Candiru linked to watering hole attacks in UK and Middle East

News / Candiru linked to watering hole attacks in UK and Middle East

Candiru linked to watering hole attacks in UK and Middle East

Cybersecurity researchers have found that Candiru, an Israeli spyware vendor and surveillance company that was recently blacklisted by the US, has reportedly waged “watering hole” attacks against high-profile websites and organisations in the UK, the Middle East, Italy and even South Africa according to new findings from ESET, a Slovakian cybersecurity firm. 

The cyber attacks hit a wide variety of victims, ESET researchers stating that “the victimized websites belong to media outlets in the U.K., Yemen, and Saudi Arabia, as well as to Hezbollah” as well as “to government institutions in Iran (Ministry of Foreign Affairs), Syria (including the Ministry of Electricity), and Yemen (including the Ministries of Interior and Finance)” and “to internet service providers in Yemen and Syria”. 

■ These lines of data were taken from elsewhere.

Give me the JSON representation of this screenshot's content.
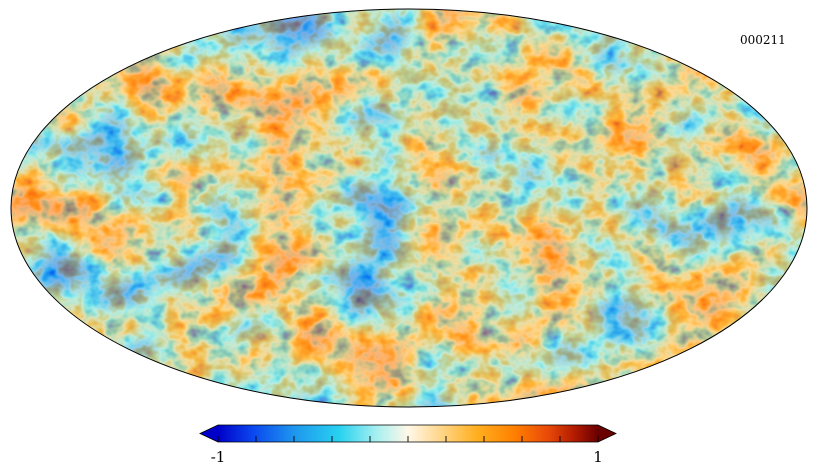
{
  "map": {
    "label": "000211",
    "projection": "mollweide",
    "description_colormap": [
      "#0000c8",
      "#0a46ee",
      "#1e96ee",
      "#28d2f0",
      "#aaf0f0",
      "#fff8e8",
      "#ffd890",
      "#ffb020",
      "#ff8000",
      "#e84808",
      "#b01a00",
      "#6a0000"
    ]
  },
  "colorbar": {
    "min_label": "-1",
    "max_label": "1",
    "min_value": -1,
    "max_value": 1,
    "tick_count": 11,
    "extend": "both"
  }
}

Interestingly, even aerospace and military technology companies in Italy and South Africa were hit by the “watering hole” cyber attacks. The threat actors also created a website impersonating a German medical trade fair. 

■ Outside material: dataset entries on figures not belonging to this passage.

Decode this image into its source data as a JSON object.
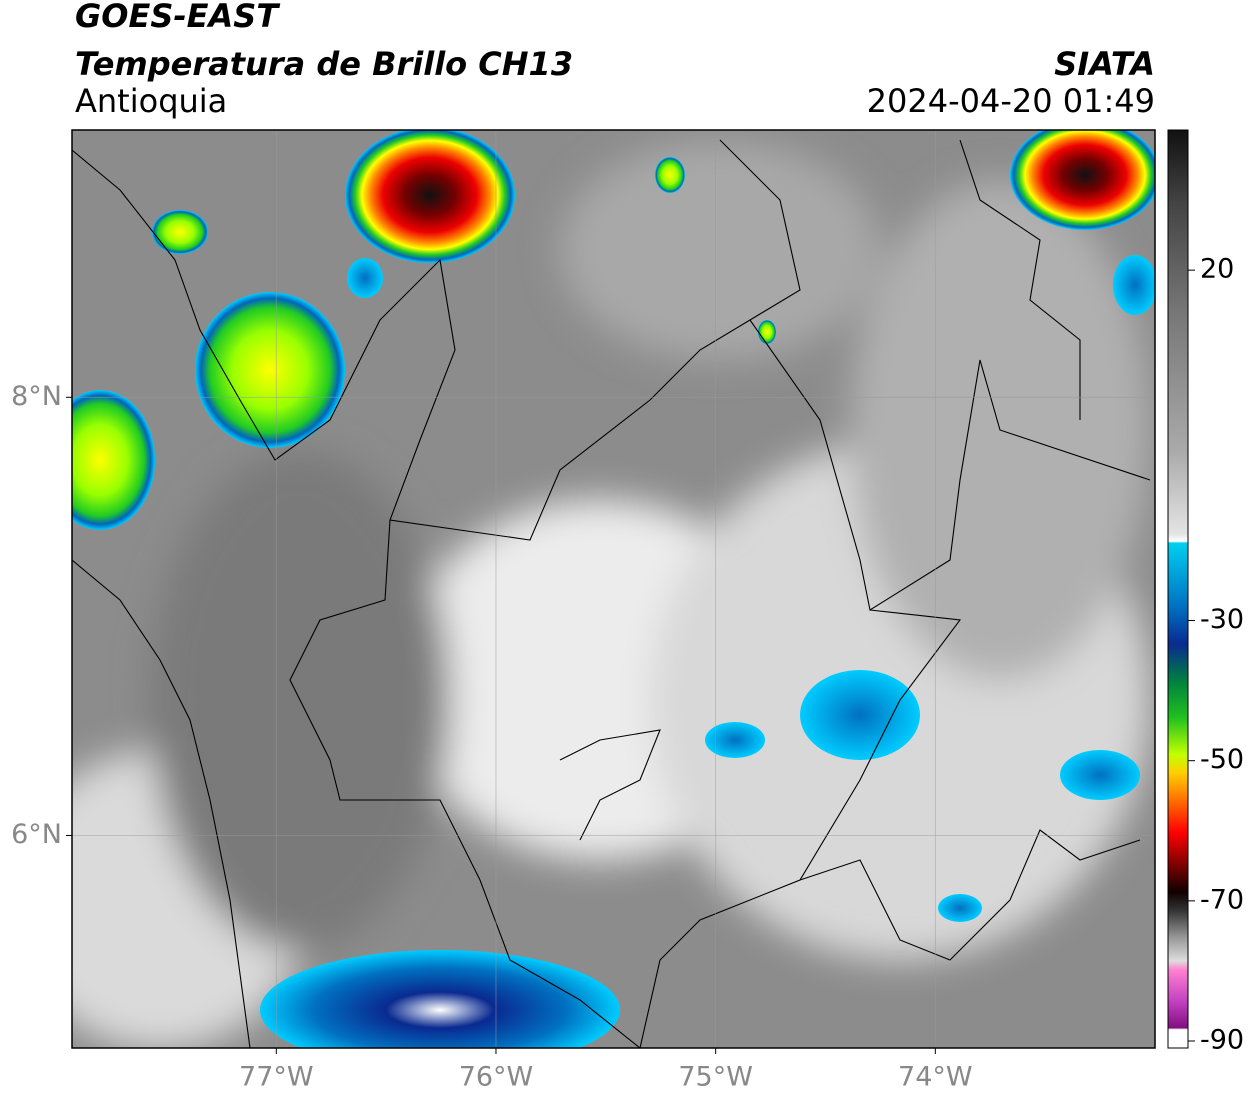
{
  "chart_data": {
    "type": "map",
    "title": "GOES-EAST",
    "subtitle": "Temperatura de Brillo CH13",
    "region": "Antioquia",
    "source": "SIATA",
    "timestamp": "2024-04-20 01:49",
    "xlim": [
      -77.93,
      -73
    ],
    "ylim": [
      5.03,
      9.22
    ],
    "xticks": [
      {
        "value": -77,
        "label": "77°W"
      },
      {
        "value": -76,
        "label": "76°W"
      },
      {
        "value": -75,
        "label": "75°W"
      },
      {
        "value": -74,
        "label": "74°W"
      }
    ],
    "yticks": [
      {
        "value": 6,
        "label": "6°N"
      },
      {
        "value": 8,
        "label": "8°N"
      }
    ],
    "colorbar_lim": [
      -91,
      40
    ],
    "colorbar_ticks": [
      20,
      -30,
      -50,
      -70,
      -90
    ],
    "grid": true
  }
}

It’s believed that the watering hole campaign happened in two waves, the first occurring as early as March 2020 and lasted until August 2020, while the second wave of attacks began in January 2021 and ended in early August 2021 with targeted websites being sanitised of the malicious scripts. 

What is the attack? 

Watering hole attacks are a type of attack where malicious actors target a website frequently visited by members of a group that are “targets of interest” and compromise it by infecting it with malicious script. The websites act as a jumping off point, where users of the visit site will visit it again at some point and open up a gateway into their machines for hackers to exploit. 

It is essentially the cyber equivalent of poisoning the village well. “The compromised websites are only used as a jumping-off point to reach the final targets,” ESET said. 

The first wave of attack chains involved injecting JavaScript code into the websites from a remote attacker-controlled domain designed to collect and exfiltrate IP geolocation and system information about the victim machine. 

The attack only proceeded further if the operating system hit was either Windows or MacOS, indicating the attacks were primarily targeting computers and not mobile devices, unlike the Israel-related Pegasus spyware by the NSO group, a far more prominent and infamous Israeli surveillance company. If the attack continued, a browser remote code execution exploit often enabled the threat actor to take control of victims’ computers. 

In contrast, the second wave of attacks was stealthier, the JavaScript modification made to legitimate WordPress scripts used by the websites like “wp-embed.min.js” instead of injecting malicious code directly into the main HTML page. This method was utilised to load a script from a server under the threat actors’ control. 

Notably, the fingerprinting script, which is used to draw an image and capture user browser data, not only just harvested system metadata to capture the default language but also the list of fonts supported by the browser, the list of browser plugins, and the time zone. 

Attribution 

ESET was also able to link the second wave to a threat actor being tracked by Kaspersky, a Russian cybersecurity company, as Karkadann, citing overlaps in the tactics, techniques, and procedures (TTPs). Karkadann is an APT known for targeting government bodies and news outlets across the Middle East as of at least October 2020. 

Links between the campaign and Candiru were drawn when it was discovered a few of the command-and-control servers used by the threat actors to carry out attacks bore similarities to domains which had already been identified as belonging to the Tel Aviv-based company. There was also medium confidence that “the operators of the watering holes are customers of Candiru” based on evidence ESET had collected. 

Further links included how the attackers ceasing operations at the end of July 2021 happened around the same time public disclosures linked Candiru to the exploitation zero-day vulnerabilities in the Google Chrome browser targeting victims in Armenia. The firm was also linked to zero-day Window vulnerability exploitations that targeted over 100 journalists, activists, political dissidents and academics globally. 

“It seems that the operators are taking a pause, probably in order to retool and make their campaign stealthier,” said Mattieu Faou, an ESET malware researcher. “We expect to see them back in the ensuing months”. 

At the moment, the exact exploit and the final payload delivered are unknown, showing “that the operators choose to narrow the focus of their operations and that they don't want to burn their zero-day exploits,” according to Faou. 

News of these cyber attacks comes only weeks after Candiru and NSO Group were added to a US blacklist by the Biden administration. Both Israeli firms had been accused of acting against US national security interests.